All this sounds so calm, but really, it’s tumultuous. Here are the thoughts that race through my mind. Well, how much is too much for fees? Actually, I’ve decided this one. If I can’t overcome the fees in less than two years with the money that I save every month, I’m not comfortable with the change. Do I really need a bigger house? I already have more space than I need. Isn’t that falling into the materialistic American mindset? What exactly would I do with a new house that I don’t do in my current house? Have backyard cookouts? Entertain more? Why don’t I just entertain more where I’m at? Whenam I going to get married, and how does that affect all this? I mean, will he have a house? Should I just say put and build equity? Would we want to pick a house together? Do I want to move if it doesn’t look like my forever house? What does my forever house look like anyway? How should I know what forever looks like? It seems like most times I try to plan, I get the rug pulled out from under me.
Whew. Yes, that is exactly what it looks like inside my head, each time I drive home from one of these open houses. Today’s house was the most tempting. It was off a little street right off 501 (one of three major parallel roads that run through our area). Other than being super close to the dog park, I wasn’t thrilled with the proximity to 501, but the street itself was quiet and overlooked some farm land. The backyard was huge. One the one hand, I thought, “Wow! Look at all the space the dog could have, look at all the space to have people over.” Then I thought, “I have to mow more, and I’d have to spend quite a bit to finish fencing this entire thing in.” The kitchen had been completely redone in a style that I favor. There was a somewhat open floor plan downstairs. But the living room was small; I’d have to ditch a piece of furniture to get into it. There were three bedrooms, but at least one of them seemed smaller than what I have now, and I’d completely lose my third floor office space. The garage was attached to the house, which was nice, but that meant less basement space.

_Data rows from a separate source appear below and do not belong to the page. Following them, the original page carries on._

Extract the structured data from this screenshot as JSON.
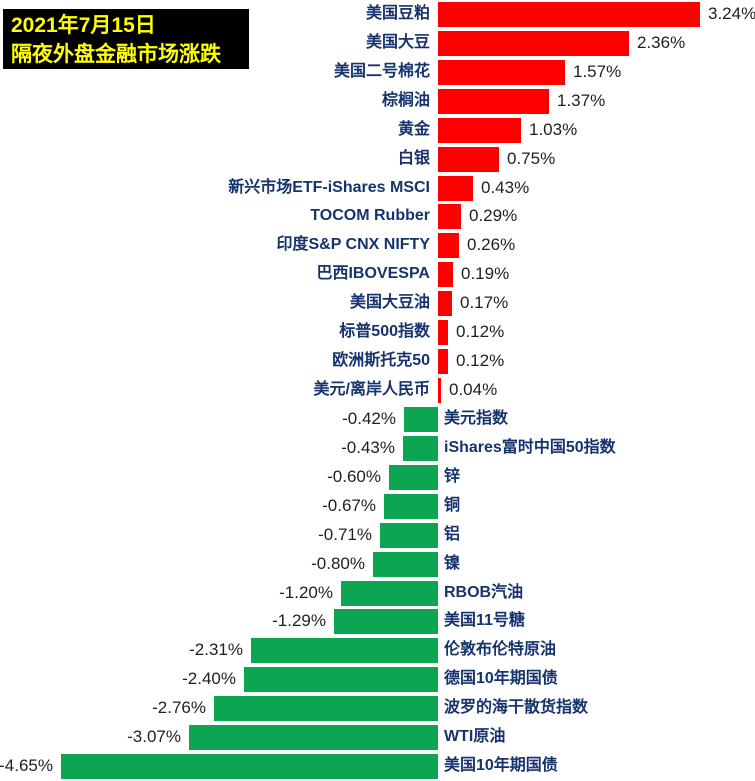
{
  "header": {
    "date_line": "2021年7月15日",
    "title_line": "隔夜外盘金融市场涨跌",
    "bg_color": "#000000",
    "text_color": "#ffff00"
  },
  "chart_data": {
    "type": "bar",
    "orientation": "horizontal",
    "title": "隔夜外盘金融市场涨跌",
    "date": "2021年7月15日",
    "value_unit": "%",
    "xlim": [
      -4.65,
      3.24
    ],
    "grid": false,
    "legend": false,
    "positive_color": "#fe0000",
    "negative_color": "#0ca551",
    "category_label_color": "#16336e",
    "value_label_color": "#1f1f1f",
    "rows": [
      {
        "label": "美国豆粕",
        "value": 3.24,
        "display": "3.24%"
      },
      {
        "label": "美国大豆",
        "value": 2.36,
        "display": "2.36%"
      },
      {
        "label": "美国二号棉花",
        "value": 1.57,
        "display": "1.57%"
      },
      {
        "label": "棕榈油",
        "value": 1.37,
        "display": "1.37%"
      },
      {
        "label": "黄金",
        "value": 1.03,
        "display": "1.03%"
      },
      {
        "label": "白银",
        "value": 0.75,
        "display": "0.75%"
      },
      {
        "label": "新兴市场ETF-iShares MSCI",
        "value": 0.43,
        "display": "0.43%"
      },
      {
        "label": "TOCOM Rubber",
        "value": 0.29,
        "display": "0.29%"
      },
      {
        "label": "印度S&P CNX NIFTY",
        "value": 0.26,
        "display": "0.26%"
      },
      {
        "label": "巴西IBOVESPA",
        "value": 0.19,
        "display": "0.19%"
      },
      {
        "label": "美国大豆油",
        "value": 0.17,
        "display": "0.17%"
      },
      {
        "label": "标普500指数",
        "value": 0.12,
        "display": "0.12%"
      },
      {
        "label": "欧洲斯托克50",
        "value": 0.12,
        "display": "0.12%"
      },
      {
        "label": "美元/离岸人民币",
        "value": 0.04,
        "display": "0.04%"
      },
      {
        "label": "美元指数",
        "value": -0.42,
        "display": "-0.42%"
      },
      {
        "label": "iShares富时中国50指数",
        "value": -0.43,
        "display": "-0.43%"
      },
      {
        "label": "锌",
        "value": -0.6,
        "display": "-0.60%"
      },
      {
        "label": "铜",
        "value": -0.67,
        "display": "-0.67%"
      },
      {
        "label": "铝",
        "value": -0.71,
        "display": "-0.71%"
      },
      {
        "label": "镍",
        "value": -0.8,
        "display": "-0.80%"
      },
      {
        "label": "RBOB汽油",
        "value": -1.2,
        "display": "-1.20%"
      },
      {
        "label": "美国11号糖",
        "value": -1.29,
        "display": "-1.29%"
      },
      {
        "label": "伦敦布伦特原油",
        "value": -2.31,
        "display": "-2.31%"
      },
      {
        "label": "德国10年期国债",
        "value": -2.4,
        "display": "-2.40%"
      },
      {
        "label": "波罗的海干散货指数",
        "value": -2.76,
        "display": "-2.76%"
      },
      {
        "label": "WTI原油",
        "value": -3.07,
        "display": "-3.07%"
      },
      {
        "label": "美国10年期国债",
        "value": -4.65,
        "display": "-4.65%"
      }
    ]
  }
}
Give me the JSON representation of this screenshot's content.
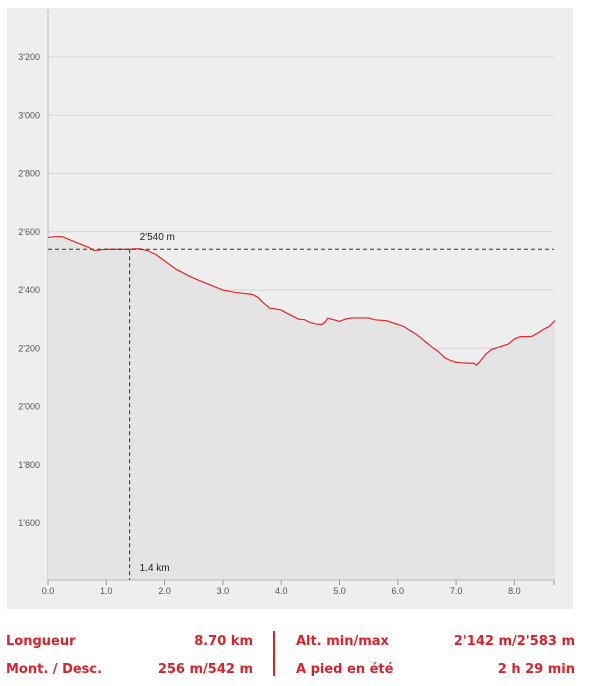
{
  "chart_data": {
    "type": "area",
    "xlabel": "",
    "ylabel": "",
    "xlim": [
      0,
      8.7
    ],
    "ylim": [
      1400,
      3300
    ],
    "x_ticks": [
      "0.0",
      "1.0",
      "2.0",
      "3.0",
      "4.0",
      "5.0",
      "6.0",
      "7.0",
      "8.0"
    ],
    "y_ticks": [
      "1'600",
      "1'800",
      "2'000",
      "2'200",
      "2'400",
      "2'600",
      "2'800",
      "3'000",
      "3'200"
    ],
    "grid": true,
    "line_color": "#e8262b",
    "fill_color": "#e4e4e4",
    "series": [
      {
        "x": [
          0.0,
          0.1,
          0.25,
          0.4,
          0.55,
          0.7,
          0.8,
          0.9,
          1.0,
          1.2,
          1.4,
          1.55,
          1.7,
          1.85,
          2.0,
          2.2,
          2.4,
          2.6,
          2.8,
          3.0,
          3.2,
          3.5,
          3.6,
          3.7,
          3.8,
          3.9,
          4.0,
          4.1,
          4.2,
          4.3,
          4.4,
          4.5,
          4.6,
          4.7,
          4.75,
          4.8,
          4.9,
          5.0,
          5.1,
          5.2,
          5.3,
          5.4,
          5.5,
          5.6,
          5.7,
          5.8,
          5.9,
          6.0,
          6.1,
          6.2,
          6.3,
          6.4,
          6.5,
          6.6,
          6.7,
          6.8,
          6.9,
          7.0,
          7.1,
          7.2,
          7.3,
          7.35,
          7.4,
          7.5,
          7.6,
          7.7,
          7.8,
          7.9,
          8.0,
          8.1,
          8.2,
          8.3,
          8.4,
          8.5,
          8.6,
          8.7
        ],
        "y": [
          2580,
          2583,
          2583,
          2570,
          2558,
          2546,
          2535,
          2538,
          2540,
          2540,
          2540,
          2542,
          2536,
          2522,
          2500,
          2471,
          2450,
          2432,
          2416,
          2400,
          2392,
          2385,
          2375,
          2355,
          2338,
          2335,
          2331,
          2320,
          2310,
          2300,
          2298,
          2288,
          2283,
          2282,
          2290,
          2303,
          2298,
          2292,
          2300,
          2304,
          2304,
          2304,
          2304,
          2298,
          2296,
          2295,
          2288,
          2282,
          2275,
          2262,
          2250,
          2235,
          2218,
          2202,
          2188,
          2168,
          2158,
          2152,
          2150,
          2149,
          2148,
          2142,
          2152,
          2178,
          2195,
          2202,
          2208,
          2215,
          2232,
          2240,
          2240,
          2241,
          2252,
          2265,
          2275,
          2295
        ]
      }
    ],
    "marker": {
      "x": 1.4,
      "y": 2540,
      "x_label": "1.4 km",
      "y_label": "2'540 m"
    }
  },
  "stats": {
    "length_label": "Longueur",
    "length_value": "8.70 km",
    "ascent_label": "Mont. / Desc.",
    "ascent_value": "256 m/542 m",
    "alt_label": "Alt. min/max",
    "alt_value": "2'142 m/2'583 m",
    "time_label": "A pied en été",
    "time_value": "2 h 29 min"
  }
}
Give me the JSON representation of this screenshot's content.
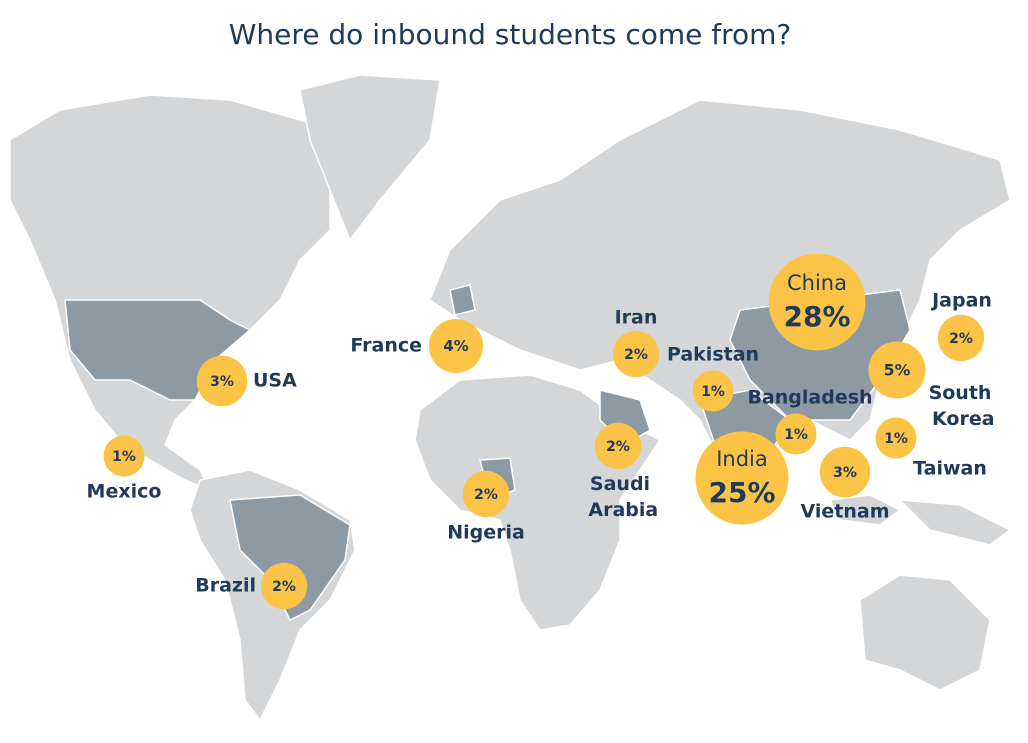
{
  "title": "Where do inbound students come from?",
  "countries": [
    {
      "name": "China",
      "value": 28,
      "value_label": "28%"
    },
    {
      "name": "India",
      "value": 25,
      "value_label": "25%"
    },
    {
      "name": "France",
      "value": 4,
      "value_label": "4%"
    },
    {
      "name": "USA",
      "value": 3,
      "value_label": "3%"
    },
    {
      "name": "Mexico",
      "value": 1,
      "value_label": "1%"
    },
    {
      "name": "Brazil",
      "value": 2,
      "value_label": "2%"
    },
    {
      "name": "Nigeria",
      "value": 2,
      "value_label": "2%"
    },
    {
      "name": "Saudi Arabia",
      "value": 2,
      "value_label": "2%"
    },
    {
      "name": "Iran",
      "value": 2,
      "value_label": "2%"
    },
    {
      "name": "Pakistan",
      "value": 1,
      "value_label": "1%"
    },
    {
      "name": "Bangladesh",
      "value": 1,
      "value_label": "1%"
    },
    {
      "name": "Vietnam",
      "value": 3,
      "value_label": "3%"
    },
    {
      "name": "Taiwan",
      "value": 1,
      "value_label": "1%"
    },
    {
      "name": "South Korea",
      "value": 5,
      "value_label": "5%"
    },
    {
      "name": "Japan",
      "value": 2,
      "value_label": "2%"
    }
  ]
}
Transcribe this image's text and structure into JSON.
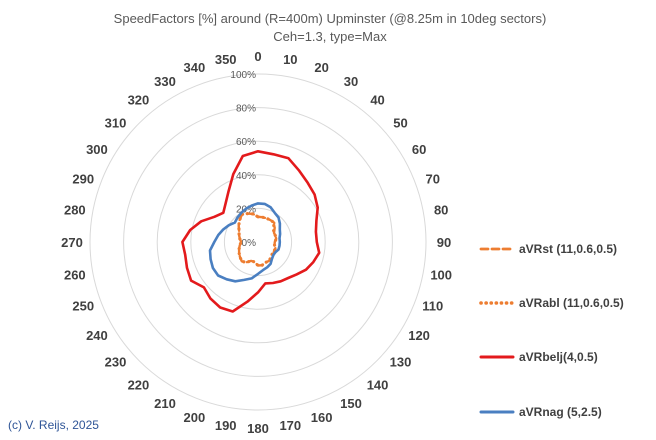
{
  "chart_data": {
    "type": "radar",
    "title": "SpeedFactors [%] around (R=400m) Upminster (@8.25m in 10deg sectors)",
    "subtitle": "Ceh=1.3, type=Max",
    "credit": "(c) V. Reijs, 2025",
    "rlim": [
      0,
      100
    ],
    "radial_ticks": [
      0,
      20,
      40,
      60,
      80,
      100
    ],
    "radial_tick_labels": [
      "0%",
      "20%",
      "40%",
      "60%",
      "80%",
      "100%"
    ],
    "categories": [
      "0",
      "10",
      "20",
      "30",
      "40",
      "50",
      "60",
      "70",
      "80",
      "90",
      "100",
      "110",
      "120",
      "130",
      "140",
      "150",
      "160",
      "170",
      "180",
      "190",
      "200",
      "210",
      "220",
      "230",
      "240",
      "250",
      "260",
      "270",
      "280",
      "290",
      "300",
      "310",
      "320",
      "330",
      "340",
      "350"
    ],
    "series": [
      {
        "name": "aVRst (11,0.6,0.5)",
        "color": "#ed7d31",
        "style": "dashed",
        "values": [
          15,
          15,
          15,
          15,
          15,
          13,
          11,
          11,
          11,
          10,
          10,
          11,
          11,
          12,
          13,
          13,
          13,
          14,
          14,
          12,
          12,
          14,
          15,
          14,
          13,
          12,
          11,
          10,
          11,
          12,
          13,
          15,
          17,
          19,
          18,
          17
        ]
      },
      {
        "name": "aVRabl (11,0.6,0.5)",
        "color": "#ed7d31",
        "style": "dotted",
        "values": [
          15,
          15,
          15,
          15,
          15,
          12,
          11,
          11,
          11,
          10,
          10,
          11,
          11,
          11,
          12,
          13,
          13,
          14,
          14,
          12,
          12,
          14,
          15,
          14,
          13,
          12,
          11,
          10,
          11,
          12,
          13,
          15,
          17,
          19,
          18,
          17
        ]
      },
      {
        "name": "aVRbelj(4,0.5)",
        "color": "#e31a1c",
        "style": "solid",
        "values": [
          54,
          53,
          53,
          49,
          46,
          44,
          41,
          37,
          35,
          35,
          37,
          35,
          33,
          30,
          28,
          27,
          26,
          25,
          30,
          36,
          44,
          45,
          44,
          42,
          46,
          45,
          44,
          45,
          41,
          36,
          30,
          27,
          30,
          35,
          43,
          52
        ]
      },
      {
        "name": "aVRnag (5,2.5)",
        "color": "#4a7fc1",
        "style": "solid",
        "values": [
          23,
          23,
          22,
          20,
          19,
          17,
          15,
          14,
          13,
          13,
          13,
          13,
          12,
          12,
          13,
          15,
          16,
          17,
          19,
          22,
          24,
          27,
          29,
          31,
          31,
          30,
          29,
          26,
          24,
          22,
          20,
          18,
          19,
          20,
          21,
          22
        ]
      }
    ]
  }
}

Hopefully, you’re not bored with this list. Pretty much, every house I’ve looked at has turned out this way. I’ve driven home realizing I’d be losing a dining room or trading in hardwood floors for 70s style shag rugs. Or, I’d be doubling my mortgage and still have no central air.Or, or, or. It’s always a balancing act.
The bottom line is that I still wish I was getting married and moving. I can’t lie about that. I had a fairly significant meltdown last night when it dawned on me that if everything had gone according to the tentative plans that Todd and I had made at one point in time, yesterday might have been my wedding day.
But, the thought I have to just keep spinning around in my head until it’s like a broken record, the first thought that I default to, is that I’m still blessed even if things aren’t going my way. When I look at houses in my price range, where it would be wise to have payments that don’t stress me out, I actually come away realizing that God knew what He was doing five years ago when He let me get this fixer upper because it suits my needs well for now and it’s nearly all fixed up. And, I need to make the flip side of that spinning record tell me that if God knew what He was doing five years ago, He still knows what He’s doing now even if it’s been a pretty tear-filled weekend when this big old house with more space than I need gets quiet.